Le valeur des hardes de l’épouse était au plus trois fois supérieure à celle des hardes du défunt. Les enfants portaient assez tôt un petit costume comme les adultes, et laissaient à leurs cadets les robes et les brassières dans lesquels ils avaient fait leurs premiers pas.

La préparation des repas passait tout d’abord par au moins un bassin d’airain ou chaudron. Il était de dimension très variable, d’une contenance de 1 à 8 seaux. Les plus grands coûtaient extrêmement chers, de 15 à 35 livres et auraient pu servir à la toilette. En général le ménage possédait 2 ou 3 bassins.

Une marmite, en fer ou en potin (nom de divers alliages de cuivre, étain et plomb : potin jaune, potin gris), apparaissait régulièrement avec sa couverture ou son couvercle de bois et sa cuillère à pot, tandis que la casserole était plus rare. La poêle grasse ou à frire (écrit pouille parfois) ne manquait presque jamais à l’inventaire par contre, même si elle était en mauvais état. Elle servait à la préparation des crêpes en Bretagne.

Le trépied ou trois-pieds supportait tous ces ustensiles lors des cuissons. Il était placé dans le foyer même de la cheminée, la crémaillère ne semblant pas exister.

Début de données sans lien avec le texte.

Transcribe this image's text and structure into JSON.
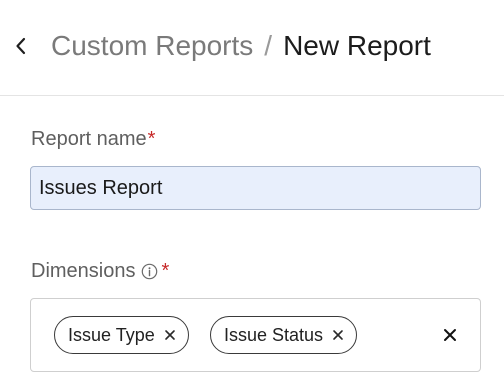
{
  "header": {
    "back_icon": "chevron-left-icon",
    "breadcrumb": {
      "parent": "Custom Reports",
      "separator": "/",
      "current": "New Report"
    }
  },
  "form": {
    "report_name": {
      "label": "Report name",
      "required_mark": "*",
      "value": "Issues Report"
    },
    "dimensions": {
      "label": "Dimensions",
      "info_icon": "info-icon",
      "required_mark": "*",
      "selected": [
        {
          "label": "Issue Type"
        },
        {
          "label": "Issue Status"
        }
      ],
      "clear_icon": "close-icon"
    }
  },
  "colors": {
    "required": "#c62828",
    "input_focus_bg": "#e8effc",
    "breadcrumb_parent": "#7a7a7a"
  }
}
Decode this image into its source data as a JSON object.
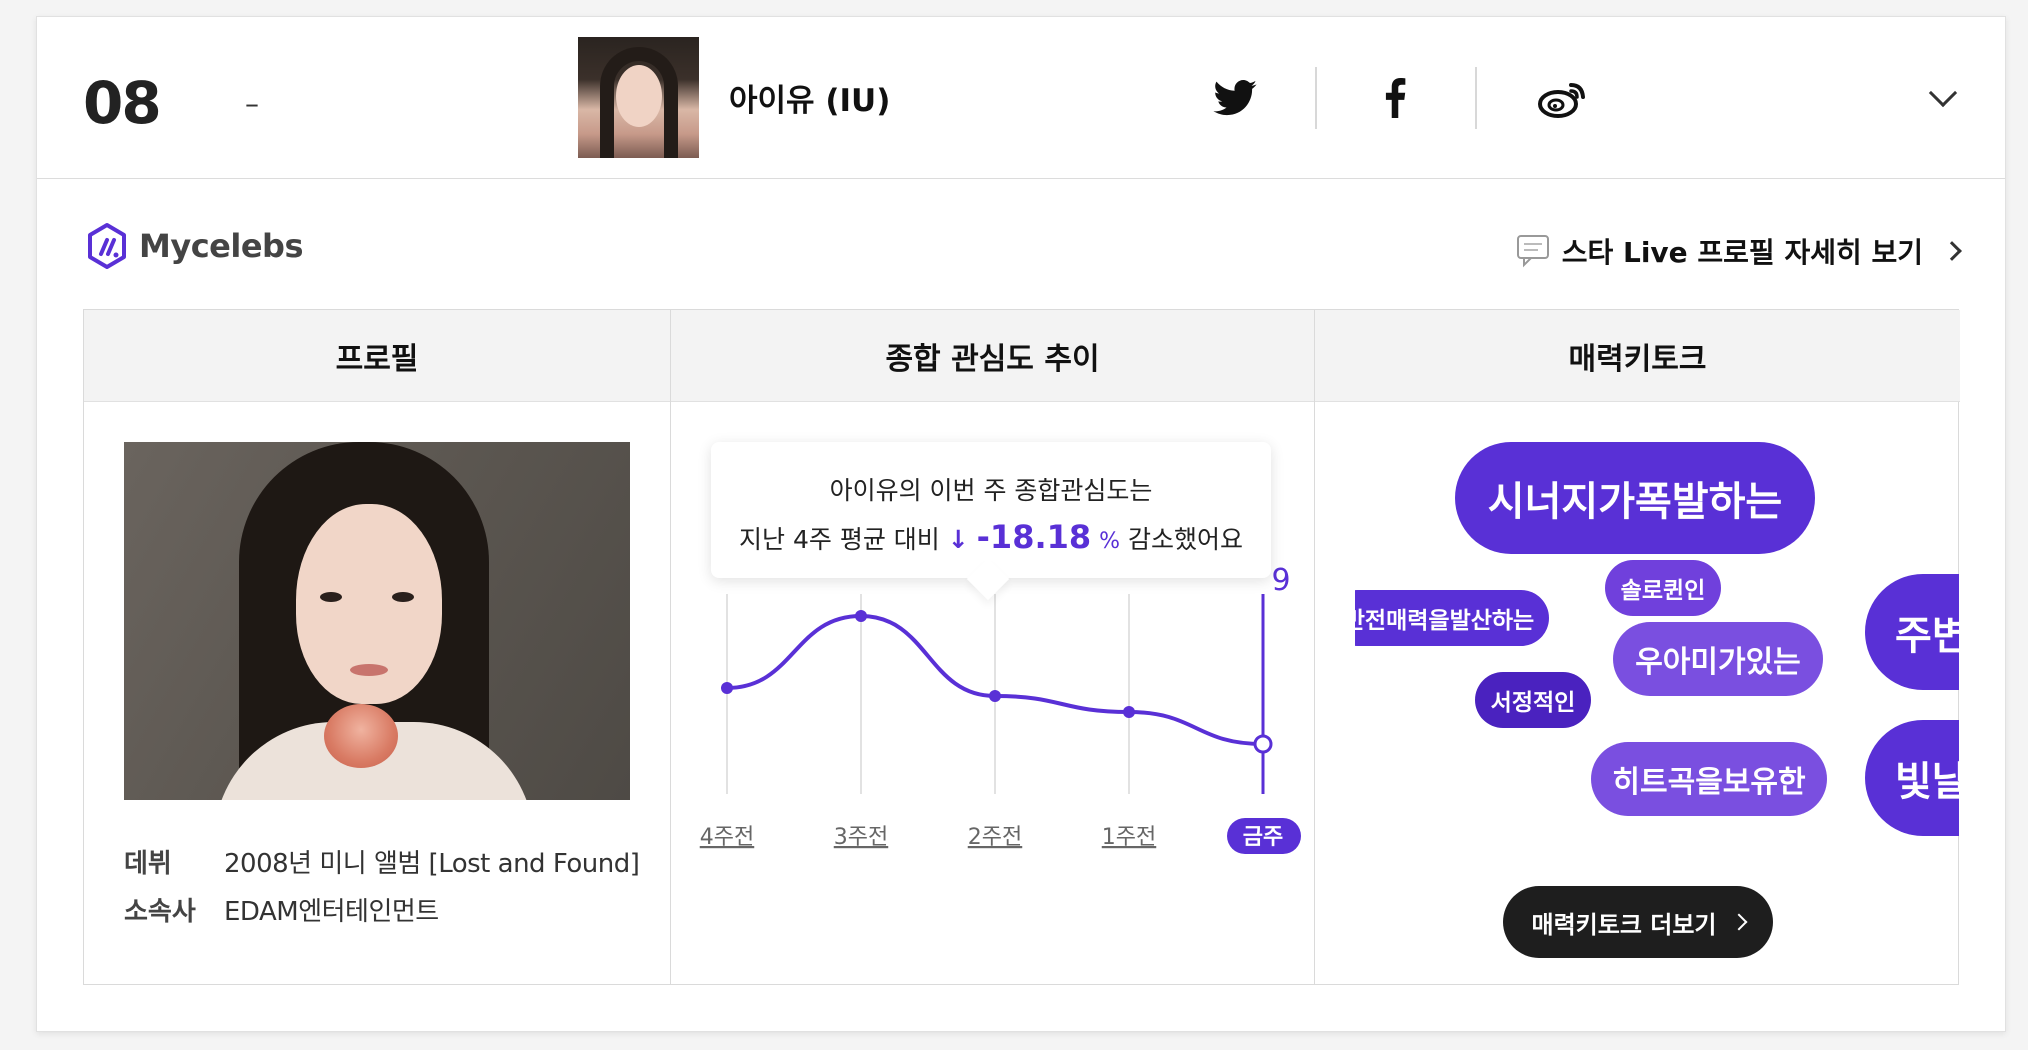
{
  "header": {
    "rank": "08",
    "rank_change": "–",
    "artist_name": "아이유 (IU)"
  },
  "social": {
    "icons": [
      "twitter-icon",
      "facebook-icon",
      "weibo-icon"
    ]
  },
  "brand": {
    "name": "Mycelebs"
  },
  "profile_link": {
    "label": "스타 Live 프로필 자세히 보기"
  },
  "panel": {
    "columns": [
      "프로필",
      "종합 관심도 추이",
      "매력키토크"
    ]
  },
  "profile": {
    "rows": [
      {
        "key": "데뷔",
        "value": "2008년 미니 앨범 [Lost and Found]"
      },
      {
        "key": "소속사",
        "value": "EDAM엔터테인먼트"
      }
    ]
  },
  "trend": {
    "line1": "아이유의 이번 주 종합관심도는",
    "line2_prefix": "지난 4주 평균 대비",
    "arrow": "↓",
    "percent": "-18.18",
    "unit": "%",
    "line2_suffix": "감소했어요",
    "current_value_label": "9"
  },
  "chart_data": {
    "type": "line",
    "categories": [
      "4주전",
      "3주전",
      "2주전",
      "1주전",
      "금주"
    ],
    "values": [
      9.7,
      10.6,
      9.6,
      9.4,
      9
    ],
    "highlighted_category": "금주",
    "grid": true,
    "color": "#5930d6"
  },
  "keywords": {
    "items": [
      {
        "text": "시너지가폭발하는",
        "variant": "large"
      },
      {
        "text": "솔로퀸인",
        "variant": "small"
      },
      {
        "text": "반전매력을발산하는",
        "variant": "small"
      },
      {
        "text": "우아미가있는",
        "variant": "medium"
      },
      {
        "text": "주변",
        "variant": "large"
      },
      {
        "text": "서정적인",
        "variant": "small"
      },
      {
        "text": "히트곡을보유한",
        "variant": "medium"
      },
      {
        "text": "빛날",
        "variant": "large"
      }
    ],
    "more_label": "매력키토크 더보기"
  },
  "colors": {
    "accent": "#5930d6",
    "accent_light": "#7a4fe0",
    "dark_button": "#1e1e1e"
  }
}
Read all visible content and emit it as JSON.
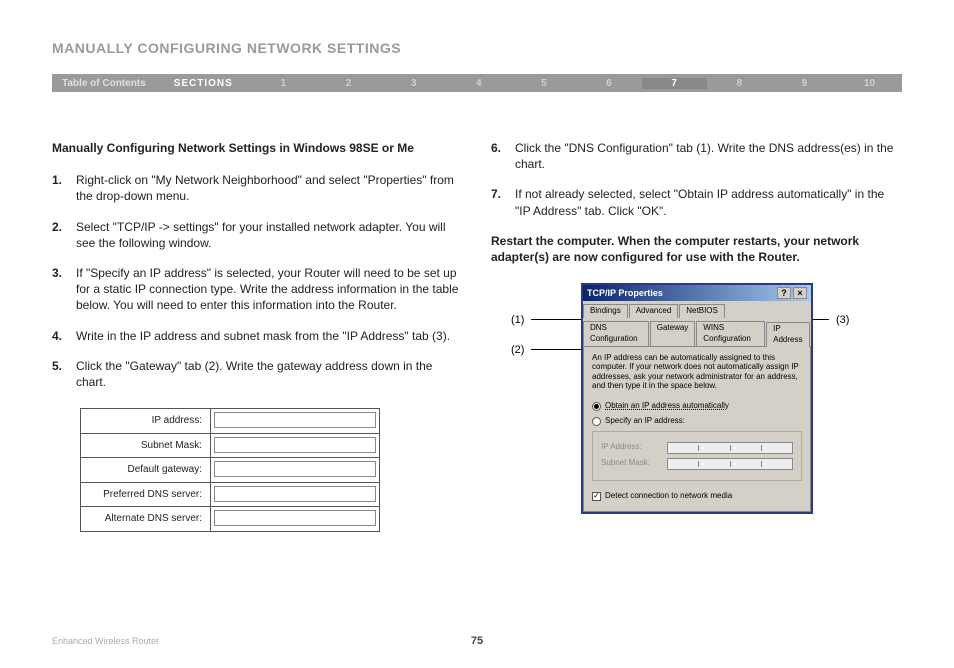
{
  "page_title": "MANUALLY CONFIGURING NETWORK SETTINGS",
  "nav": {
    "toc": "Table of Contents",
    "sections_label": "SECTIONS",
    "items": [
      "1",
      "2",
      "3",
      "4",
      "5",
      "6",
      "7",
      "8",
      "9",
      "10"
    ],
    "active": "7"
  },
  "subtitle": "Manually Configuring Network Settings in Windows 98SE or Me",
  "steps_left": [
    {
      "n": "1.",
      "t": "Right-click on \"My Network Neighborhood\" and select \"Properties\" from the drop-down menu."
    },
    {
      "n": "2.",
      "t": "Select \"TCP/IP -> settings\" for your installed network adapter. You will see the following window."
    },
    {
      "n": "3.",
      "t": "If \"Specify an IP address\" is selected, your Router will need to be set up for a static IP connection type. Write the address information in the table below. You will need to enter this information into the Router."
    },
    {
      "n": "4.",
      "t": "Write in the IP address and subnet mask from the \"IP Address\" tab (3)."
    },
    {
      "n": "5.",
      "t": "Click the \"Gateway\" tab (2). Write the gateway address down in the chart."
    }
  ],
  "steps_right": [
    {
      "n": "6.",
      "t": "Click the \"DNS Configuration\" tab (1). Write the DNS address(es) in the chart."
    },
    {
      "n": "7.",
      "t": "If not already selected, select \"Obtain IP address automatically\" in the \"IP Address\" tab. Click \"OK\"."
    }
  ],
  "restart_text": "Restart the computer. When the computer restarts, your network adapter(s) are now configured for use with the Router.",
  "chart_rows": [
    "IP address:",
    "Subnet Mask:",
    "Default gateway:",
    "Preferred DNS server:",
    "Alternate DNS server:"
  ],
  "callouts": {
    "c1": "(1)",
    "c2": "(2)",
    "c3": "(3)"
  },
  "dialog": {
    "title": "TCP/IP Properties",
    "tabs_row1": [
      "Bindings",
      "Advanced",
      "NetBIOS"
    ],
    "tabs_row2": [
      "DNS Configuration",
      "Gateway",
      "WINS Configuration",
      "IP Address"
    ],
    "desc": "An IP address can be automatically assigned to this computer. If your network does not automatically assign IP addresses, ask your network administrator for an address, and then type it in the space below.",
    "opt_auto": "Obtain an IP address automatically",
    "opt_spec": "Specify an IP address:",
    "ip_label": "IP Address:",
    "sm_label": "Subnet Mask:",
    "detect": "Detect connection to network media"
  },
  "footer": {
    "product": "Enhanced Wireless Router",
    "page": "75"
  }
}
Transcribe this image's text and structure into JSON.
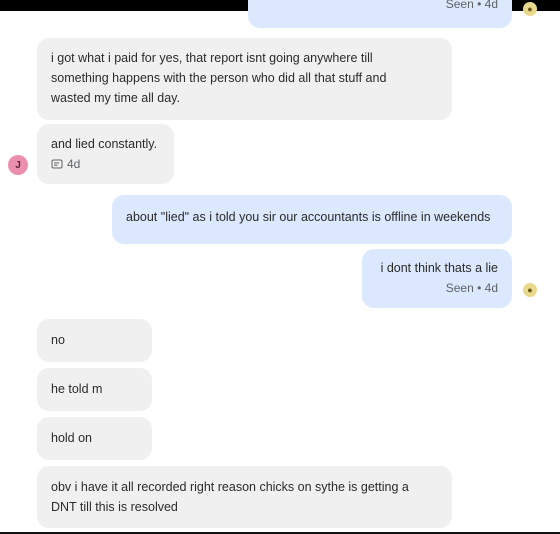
{
  "top_bubble": {
    "meta_text": "Seen • 4d"
  },
  "messages": [
    {
      "id": "m1",
      "text_lines": [
        "i got what i paid for yes, that report isnt going anywhere till",
        "something happens with the person who did all that stuff and",
        "wasted my time all day."
      ]
    },
    {
      "id": "m2",
      "text": "and lied constantly.",
      "meta": "4d"
    },
    {
      "id": "m3",
      "text": "about \"lied\" as i told you sir our accountants is offline in weekends"
    },
    {
      "id": "m4",
      "text": "i dont think thats a lie",
      "meta": "Seen • 4d"
    },
    {
      "id": "m5",
      "text": "no"
    },
    {
      "id": "m6",
      "text": "he told m"
    },
    {
      "id": "m7",
      "text": "hold on"
    },
    {
      "id": "m8",
      "text_lines": [
        "obv i have it all recorded right reason chicks on sythe is getting a",
        "DNT till this is resolved"
      ]
    }
  ],
  "avatar": {
    "initial": "J",
    "color": "#ec8fae"
  },
  "colors": {
    "incoming_bubble": "#f0f0f0",
    "outgoing_bubble": "#dbe8fd",
    "meta_text": "#5f6368"
  }
}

Les ustensiles de laiterie étaient nombreux. Quand les pots à lait étaient mentionnés, il y en avait 4 ou 5 par ménage. Le passe lait était généralement en airain, plus rarement en bois. La jette ou jade (écrit gede parfois) était un petit récipient rond et sans rebord. Elle recueillait le liquide sans crème. Si la baratte en terre n’était pas toujours signalée, son pilon, le ribot, semblait en fait désigner l’ensemble. Enfin, le beurre était conservé dans quelques pots en terre ou dans des beurriers.

A la campagne la maie ou mée à pâte, ou pétrin, était un grand coffre pour pétrir et garder le pain. La farine était placée dans des ruches dites à paille ou à pâte, à ne pas confondre avec les ruches à abeilles. Le charnier, un pot en terre, conservait le lard, mais n’y restait parfois que du sel. Ce sel pouvait être sous forme de meule, la salorge, de barreau ou de simple tas au fond d’une barrique. Les barils avec des cadenas contenaient le sucre, certains pots de terre, de la confiture. Pour les emplettes au bourg ou en ville, un panier à provision était utile. Il était fabriqué en osier, clisse ou jonc tressé.

Les barriques et les fûts de barrique étaient remplis de cidre ou de vin. Leurs provenances étaient même parfois précisées : Nantes ou Bordeaux. Certains coupés en deux servaient de seaux. Parmi eux, il était distingué le rangeau (écrit rangeot aussi), qui pouvait contenir de la farine, et la seille en bois, qui avait une anse formée d’une corde. Le pressoir à cidre existait parfois dans les plus grandes exploitations.

La vaisselle était généralement en bois ou en terre cuite. Certaines familles utilisaient des assiettes en terre, mais le plus souvent, elles mangeaient dans des écuelles en bois pour les deux tiers du service, et en terre pour le tiers restant. Le nombre de cuillères en bois allait de pair avec ces plats. L’ensemble était rangé dans un garde écuelle ou dans une cage. Fourchettes et couteaux étaient inconnus, à l’exception parfois du grand couteau de cuisine, qui coupait le pain et le lard.

Verres, gobelets, chopines, tasses étaient rares. Par contre plusieurs pots à eaux, buyes ou cruches en terre étaient prisés. Le verre était un matériau noble. Même les quelques bouteilles étaient fabriquées en terre grises.

Les pots en terre servaient indifféremment pour la soupe, la salade ou la conservation des aliments. Tout ustensile spécial tel que la soupière, le saladier ou le garde-manger était rare. De même, la salière, la passoire, l’entonnoir, le tire-bouchon (ou perce-vin) apparaissaient irrégulièrement. L’argenterie était inexistante chez les roturiers.

La baille, appelée aussi cuve, barrique ou tonne à buée permettait de faire la lessive.